Wahai Ninik Mamakku yang Arif dan bijaksana,
Tapi, jangan kalian biarkan adegan seperti video itu terus berada di negeri beradat ini,
Jangan biarkan adegan itu menjadi cerminan tidak dihargainya negeri beradat ini,
Jangan sampai adegan itu, mencerminkan ketidakmampuan kalian menjaga budaya dan adat istiadat negeri ini,
Jangan kalian biarkan, adegan itu sebagai cerminan ketidak mampuan kalian menghadapi para kaum elit berduit yang bergelimang harta.
Wahai Ninik Mamakku yang Arif dan bijaksana…
Jangan kalian terkesan hanya mampu memberikan gelar kehormatan kepada orang yang kalian anggap besar dan berbobot saja.

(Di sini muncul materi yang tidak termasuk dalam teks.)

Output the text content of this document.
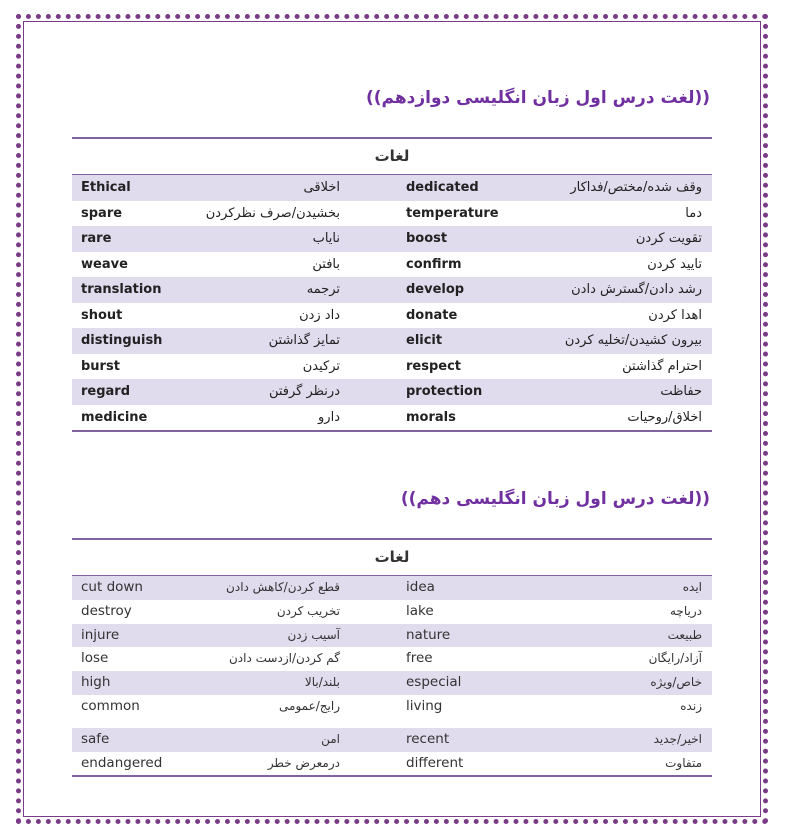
((لغت درس اول زبان انگلیسی دوازدهم))
لغات
Ethical	اخلاقی	dedicated	وقف شده/مختص/فداکار
spare	بخشیدن/صرف نظرکردن	temperature	دما
rare	نایاب	boost	تقویت کردن
weave	بافتن	confirm	تایید کردن
translation	ترجمه	develop	رشد دادن/گسترش دادن
shout	داد زدن	donate	اهدا کردن
distinguish	تمایز گذاشتن	elicit	بیرون کشیدن/تخلیه کردن
burst	ترکیدن	respect	احترام گذاشتن
regard	درنظر گرفتن	protection	حفاظت
medicine	دارو	morals	اخلاق/روحیات
((لغت درس اول زبان انگلیسی دهم))
لغات
cut down	قطع کردن/کاهش دادن	idea	ایده
destroy	تخریب کردن	lake	دریاچه
injure	آسیب زدن	nature	طبیعت
lose	گم کردن/ازدست دادن	free	آزاد/رایگان
high	بلند/بالا	especial	خاص/ویژه
common	رایج/عمومی	living	زنده
safe	امن	recent	اخیر/جدید
endangered	درمعرض خطر	different	متفاوت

Jangan kalian terkesan hanya mampu memberikan sanksi kepada anak kemanakah kalian yang kawin sasuku saja,,,,
Jangan kalian hanya terkesan mampu memberikan atau bahkan menjual ulayat kekayaan masyarakat adat kepada mereka yang berkantong tebal saja,,,
Wahai Ninik mamak yang arif dan bijaksana,
Jagalah negeri ini, yang kaya dengan budaya, adat istiadat dan menjunjung tinggi nilai ajaran agama kita…
By. Adi Jondri (Ketua JMSI Kampar), Bangkinang, 23 Agustus 2022.